La très bonne représentation des marques françaises, source d'inspiration du "Made in France" ?

La présence de six marques françaises dans ce classement (soit plus de 10 % de représentation), n'est pas relevée par l'auteur, mais elle nous a interpellé. Il s'agit d'une très belle performance en soi, qui contredit le pessimisme ambiant sur le dynamisme des marques françaises, confirme l'unicité de notre secteur du luxe, qui semble trouver ses racines dans la satisfaction de besoins émotionnels : la joie et la fierté. Ces succès, tel qu'en témoigne par exemple le renforcement impressionnant du capital de marque de Louis Vuitton en Chine au cours des trois dernières années (voir tableau 2), peuvent par ailleurs éclairer la voie du Made in France.

Louis Vuitton en Chine
Tableau 2

Dans leur ouvrage "La Marque France" 3, les auteurs estiment que la valeur de la "Marque France" liée aux exportations n'atteint que le cinquième de celle de l'Allemagne, premier exportateur mondial. En d'autres termes, non seulement les Allemands exportent deux fois plus que nous, mais la valeur ajoutée intangible liée au "Made in Germany" est davantage incorporée aux biens vendus. D'où l'émergence d'une question centrale d'actualité : comment nos produits peuvent- ils plus fortement bénéficier du "Made in France" ? Selon les auteurs, on ne doit pas chercher à positionner les produits français sur des dimensions de qualité et de fiabilité comme l'Allemagne, car elles sont peu perçues par les étrangers. On a plutôt intérêt à capitaliser sur les saillances actuelles de l'image de la "Marque France", qui s'ancre autour de l'ergonomie, du design, de l'esthétique, du bien-être du corps ou de l'art de vivre. L'analyse de Stengel permet donc de compléter ce raisonnement. Ainsi, si la qualité est l'apanage des marques allemandes, et l'esthétique celle des marques françaises, les marques européennes les plus dynamiques (BMW, Hugo Boss, Hennessy, Hermès, Heineken et l'Occitane) se retrouvent sur la satisfaction d'une valeur humaine fondamentale : l'évocation de la fierté. Est-ce au-delà des autres champs de valeur, celui que nous devons investir et privilégier ? C'est en tout cas un territoire qui semble réussir particulièrement bien aux marques européennes.

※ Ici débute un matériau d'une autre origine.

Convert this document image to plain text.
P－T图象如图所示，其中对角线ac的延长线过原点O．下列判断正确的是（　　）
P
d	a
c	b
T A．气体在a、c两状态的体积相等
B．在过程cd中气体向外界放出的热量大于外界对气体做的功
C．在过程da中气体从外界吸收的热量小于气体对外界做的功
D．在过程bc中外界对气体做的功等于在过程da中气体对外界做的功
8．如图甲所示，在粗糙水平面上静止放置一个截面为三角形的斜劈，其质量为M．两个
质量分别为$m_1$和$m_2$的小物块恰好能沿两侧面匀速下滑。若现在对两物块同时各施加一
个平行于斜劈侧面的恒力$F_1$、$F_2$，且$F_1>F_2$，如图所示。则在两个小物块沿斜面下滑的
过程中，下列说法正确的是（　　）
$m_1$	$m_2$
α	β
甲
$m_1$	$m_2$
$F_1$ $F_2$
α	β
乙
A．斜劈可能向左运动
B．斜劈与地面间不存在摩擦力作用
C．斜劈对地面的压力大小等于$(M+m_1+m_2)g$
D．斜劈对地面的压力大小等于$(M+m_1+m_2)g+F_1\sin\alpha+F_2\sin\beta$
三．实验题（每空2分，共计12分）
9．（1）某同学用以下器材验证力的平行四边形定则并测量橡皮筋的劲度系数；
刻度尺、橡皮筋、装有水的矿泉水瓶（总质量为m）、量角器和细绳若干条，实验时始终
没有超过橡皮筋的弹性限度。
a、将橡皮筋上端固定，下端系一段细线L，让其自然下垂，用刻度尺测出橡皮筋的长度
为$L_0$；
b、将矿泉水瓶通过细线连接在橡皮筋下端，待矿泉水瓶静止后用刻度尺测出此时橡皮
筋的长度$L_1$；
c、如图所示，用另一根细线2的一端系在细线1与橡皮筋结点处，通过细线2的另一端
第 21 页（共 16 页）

Mettre en oeuvre l'idéal de marque au sein de l'organisation

L'idéal de marque est le plus souvent incarné par un "artiste de la marque". Ainsi, selon Bernard Arnault, "les marques stars ne peuvent découler que d'un esprit artistique et créatif". Steve Jobs était bien évidemment l'artiste de la marque Apple alors que Tim Cook en était le gérant (saura-t-il d'ailleurs faire évoluer son rôle ?). C'est l'artiste qui va permettre à la marque de découvrir ou redécouvrir son idéal. Ce fut récemment le cas pour Pizza Hut, qui, lors sa création en 1958, souhaitait tout simplement offrir un lieu permettant aux individus de se réunir et de construire des relations humaines. Au fur et à mesure que les membres et le personnel fondateurs sont sortis de l'organisation, cet idéal est peu à peu tombé dans l'oubli. En 2009, Brian Niccol, directeur marketing, l'a finalement redécouvert en interrogeant les employés sur ce qui les motivaient le plus pour se rendre au travail. La majorité des réponses faisait écho à l'idéal d'origine, resté présent de manière implicite. La marque a ainsi décidé de mettre en avant ses employés au coeur de ses communications pour la faire renaître. Pizza Hut est à nouveau en croissance à deux chiffres depuis près de deux ans.
De manière à devenir une réalité, et donc devenir un moteur durable de la croissance, l'idéal de marque doit ensuite se matérialiser au travers de quatre activités :
Construire la culture et l'organisation autour de l' idéal. L'idéal permet en effet de recruter, de former, d'interagir, d'évaluer et de promouvoir des collaborateurs à l'aune des valeurs qu'ils cherchent à atteindre.
Communiquer l'idéal aux consommateurs et aux employés d'une manière honnête et convaincante. Les communications de la marque doivent clairement exprimer ce à quoi elles aspirent et être cohérentes sur l'ensemble des points de contacts activés.
Délivrer aux consommateurs une expérience proche de l'idéal, ce qui favorise le bouche à oreille et la fidélité des consommateurs.
Evaluer les progrès et les membres de l'organisation à l'aune de cet idéal. Il s'agit de ne pas se concentrer uniquement sur les mesures financières, mais aussi de mesurer les progrès de la marque en terme d'affirmation et de concrétisation de l'idéal auprès de chacun des ses publics (consommateurs, distributeurs, fournisseurs, employés…).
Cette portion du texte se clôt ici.